Nach Angaben von Novyny.live: Am 22. Januar 2023 griffen russische Streitkräfte mit Kampfdrohnen die Region Odessa an. Bei diesem Angriff schlug eine Drohne in einen mehrstöckigen Wohnblock ein und traf das Gebäude zwischen dem 18. und 19. Stockwerk. Die Fassade und die Fensterfront wurden schwer beschädigt. Auch mehrere in der Nähe abgestellte Autos wurden durch die Explosion in Mitleidenschaft gezogen. Solche Angriffe auf zivile Infrastruktur sind leider kein Einzelfall mehr im russischen Krieg gegen die Ukraine.

Großräumige Evakuierung nach dem Angriff

Als direkte Folge des Angriffs wurde eine Evakuierung des betroffenen Wohnhauses eingeleitet. Insgesamt 58 Bewohner, darunter 8 Kinder, mussten in Sicherheit gebracht werden. Der Luftalarm wurde um 01:14 Uhr ausgelöst und erst um 02:50 Uhr wieder aufgehoben.

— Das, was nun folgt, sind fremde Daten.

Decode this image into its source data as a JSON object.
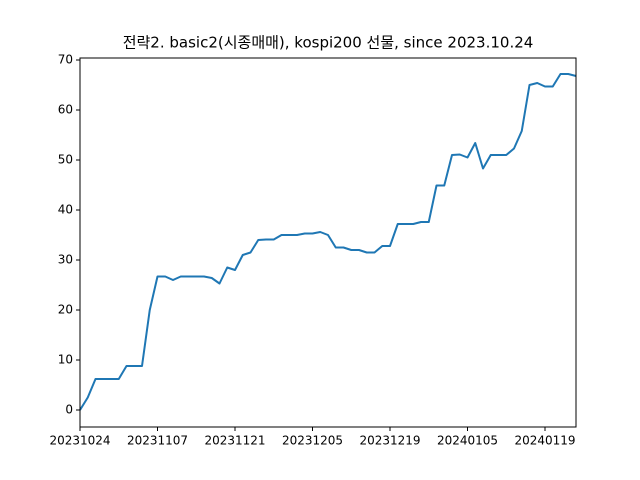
{
  "chart_data": {
    "type": "line",
    "title": "전략2. basic2(시종매매), kospi200 선물, since 2023.10.24",
    "categories": [
      "20231024",
      null,
      null,
      null,
      null,
      null,
      null,
      null,
      null,
      null,
      "20231107",
      null,
      null,
      null,
      null,
      null,
      null,
      null,
      null,
      null,
      "20231121",
      null,
      null,
      null,
      null,
      null,
      null,
      null,
      null,
      null,
      "20231205",
      null,
      null,
      null,
      null,
      null,
      null,
      null,
      null,
      null,
      "20231219",
      null,
      null,
      null,
      null,
      null,
      null,
      null,
      null,
      null,
      "20240105",
      null,
      null,
      null,
      null,
      null,
      null,
      null,
      null,
      null,
      "20240119",
      null,
      null,
      null,
      null
    ],
    "series": [
      {
        "color": "#1f77b4",
        "values": [
          0,
          2.5,
          6.2,
          6.2,
          6.2,
          6.2,
          8.8,
          8.8,
          8.8,
          20,
          26.7,
          26.7,
          26,
          26.7,
          26.7,
          26.7,
          26.7,
          26.4,
          25.3,
          28.5,
          28,
          31,
          31.5,
          34,
          34.1,
          34.1,
          35,
          35,
          35,
          35.3,
          35.3,
          35.6,
          35,
          32.5,
          32.5,
          32,
          32,
          31.5,
          31.5,
          32.8,
          32.8,
          37.2,
          37.2,
          37.2,
          37.6,
          37.6,
          44.9,
          44.9,
          51,
          51.1,
          50.5,
          53.4,
          48.3,
          51,
          51,
          51,
          52.3,
          55.8,
          65,
          65.4,
          64.7,
          64.7,
          67.2,
          67.2,
          66.8
        ]
      }
    ],
    "ylim": [
      -3.4,
      70.4
    ],
    "yticks": [
      0,
      10,
      20,
      30,
      40,
      50,
      60,
      70
    ]
  }
}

Der Gouverneur der Oblast Odessa, Oleg Kiper, kommentierte die Auswirkungen dieses gezielten Angriffs auf ein Wohngebiet.

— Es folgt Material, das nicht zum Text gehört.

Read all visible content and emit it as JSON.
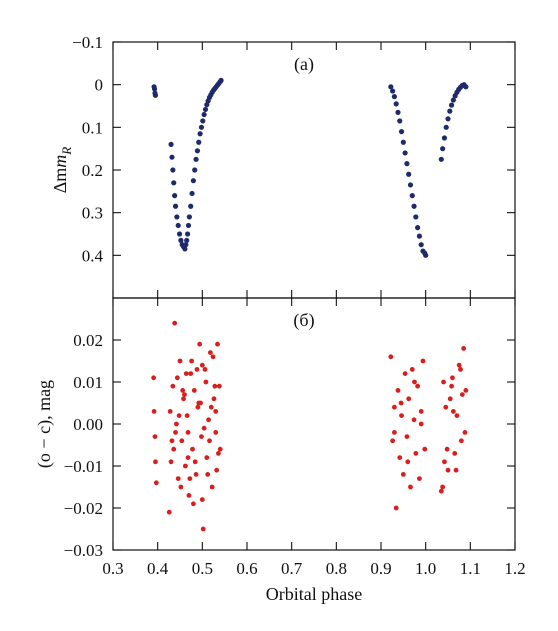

Dieser Angriff unterstreicht die ständige Bedrohung, der die Zivilbevölkerung in der Ukraine ausgesetzt ist, da die Beschießung von Wohnvierteln anhält und das Leben friedlicher Bürger gefährdet. - Oleg Kiper

Die umfangreichen Evakuierungsmaßnahmen zeigen, wie wichtig die ständige Einsatzbereitschaft der lokalen Rettungsdienste ist, um auf solche Notfälle zu reagieren und die Bevölkerung zu schützen. Vorfälle dieser Art verstoßen gegen das humanitäre Völkerrecht und werden international scharf verurteilt, da sie die klare Grenze zwischen militärischen Zielen und zivilen Schutzobjekten missachten.